#22: And Still the Music
About the Author
Alison Townsend is the author of two previous collections of poetry, The Blue Dress and What the Body Knows. Her poetry and creative nonfiction appear widely, in journals such as Arts & Letters, Fourth Genre, Gulf Coast, MARGIE, Michigan Quarterly Review, and The Southern Review, andin anthologies such as Best American Poetry 2006, A Fierce Brightness, Flash Fiction Forward, Kiss Me Goodnight, and Boomer Girls. She has won many awards, including a literary fellowship from the Wisconsin Arts Board and residencies at the Virginia Center for the Arts, Soapstone, Norcroft, Hedgebrook, and Dorland Mountain Colony. She teaches English and creative writing at the University of Wisconsin-Whitewater and lives with her husband on four acres of prairie and oak savanna in the farm country outside Madison.
About the Chapbook
"Open to any page of this book and you'll find a little miracle-in-progress—an apparition in sidewalk chalk, a re-animation of myth, a new spin on an old tune. In Alison Townsend's poems, all of the lost ones come home, in one form or another, to remind us that "everything repeats, and we watch it." And Still the Music is a brave and expansive collection; each of its beautifully crafted poems is bound to spark an instant recognition or trip a deeply hidden nerve. Yet in response to every old grief, Townsend offers another marvel, another song set to the steady beat of hope.” —Pamela Gemin, author of Vendettas, Charms, and Prayers, and editor of Boomer Girls: Poems by Women of the Baby Boom Generation
"I was immediately engaged by the arresting voice, the rush of vivid language, the integrity of this collection. These poems are fully realized, nothing tentative or unfinished about them. They triumph, even in the face of violence and loss." —Carole Simmons Oles, author of Waking Stone: Inventions on the Life of Harriet Hosmer
“These are expansive poems, as generous in scope as Walt Whitman's and as intimately particular as Eavan Boland's. Townsend deftly weaves contemporary story and ancient myth into a brilliantly-hued tapestry that illuminates our lives.” —Judith Sornberger, author of Open Heart
From the Chapbook
And Still the Music
(in memory of Josie Avery, 1953–2003)
One month after your death,
and I'm doing my every-other-day-when-I-don't-run workout
at Curves for Women—Stoughton, Wisconsin's
equivalent of a gym—where I've already
won a "Curves buck" for guessing tonight's
trivia question, and the big news
is that the local Wal-Mart won the best
"hometown store" award, and the ladies—
as they call us here—are sweating and panting
their way through the circle of machines
when "Great Balls of Fire" comes on
and damn if you aren't right there before me,
the slit between worlds opening and closing
like an elevator door as I hustle
from the pec-deck to the recovery pad,
and for just a second, for a breathless,
high-stepping, hip-swaying, triple beat
second, I see you, dressed in that vintage
purple lace you wore to a dance in college
thirty years ago, waving a rhinestone
cigarette holder, your arms open, your mouth
red and alive, startling me so I almost stop,
until I see that if I hesitate, you fade
and that to keep you here I have
to keep moving because you never
sat any dance out; and so I do,
powering my way through the leg press,
the oblique twist and the knee squat,
until my muscles burn, moving my arms
in and out, up and down, running non-stop
on the pads, singing under my breath
with the music, which somehow becomes
"R-E-S-P-E-C-T" and then "Great Balls of Fire"

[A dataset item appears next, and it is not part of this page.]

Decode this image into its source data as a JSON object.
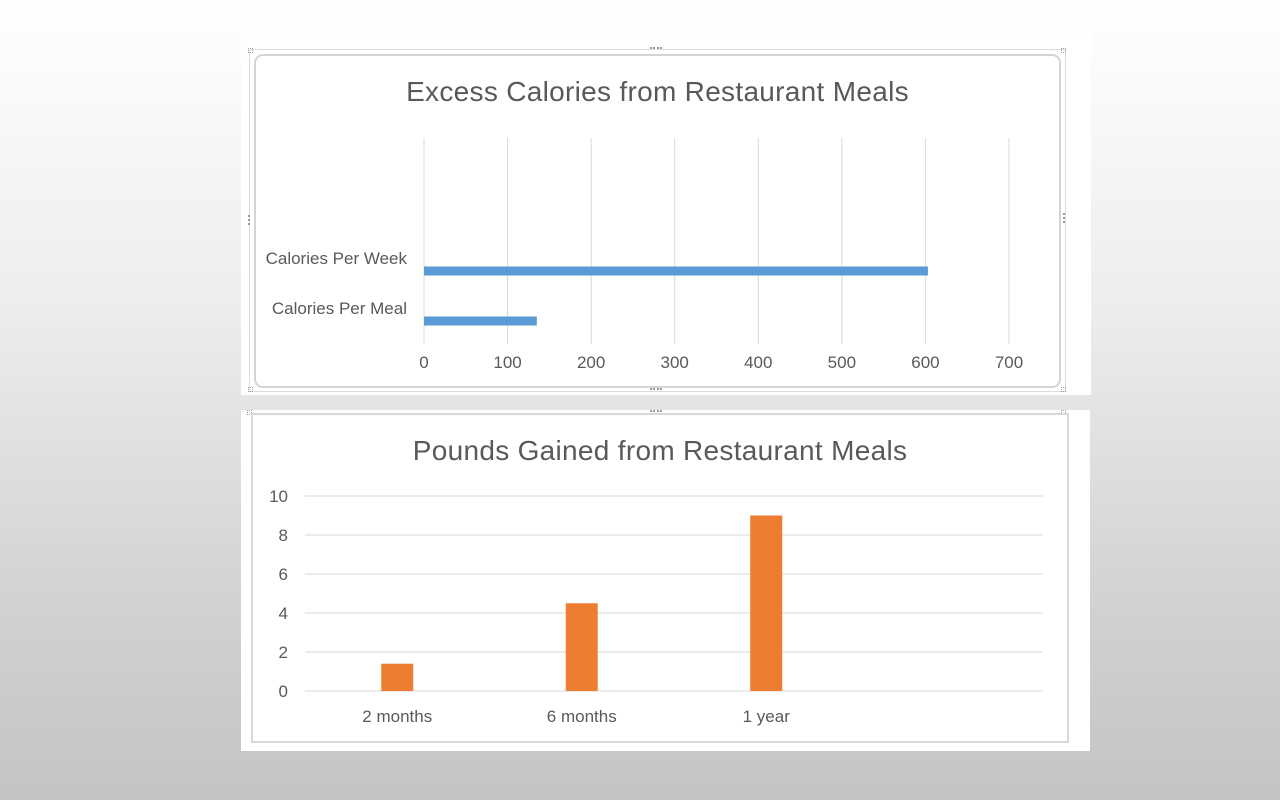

again, and every good dance song that dumb band
called Widespread Depression played, the sweat
pouring down my face as I dance with you
in this room full of middle-aged women
trying to stop time or at least hold it at bay,
and who wouldn't cry? as I dance with you,
as if my good heart and lungs could somehow
bring you back—breathing life into you the way
the heart-and-lung machine could not—in this room
where you both are and are not, and the music
keeps going, and I remember you twirling once
at a dance and saying, I'm happy, so happy, as if
you could have died then—and still the music
carries us, and tears splash down my arm
for the girls we were together and the women we became,
for the empty place on every dance floor without you.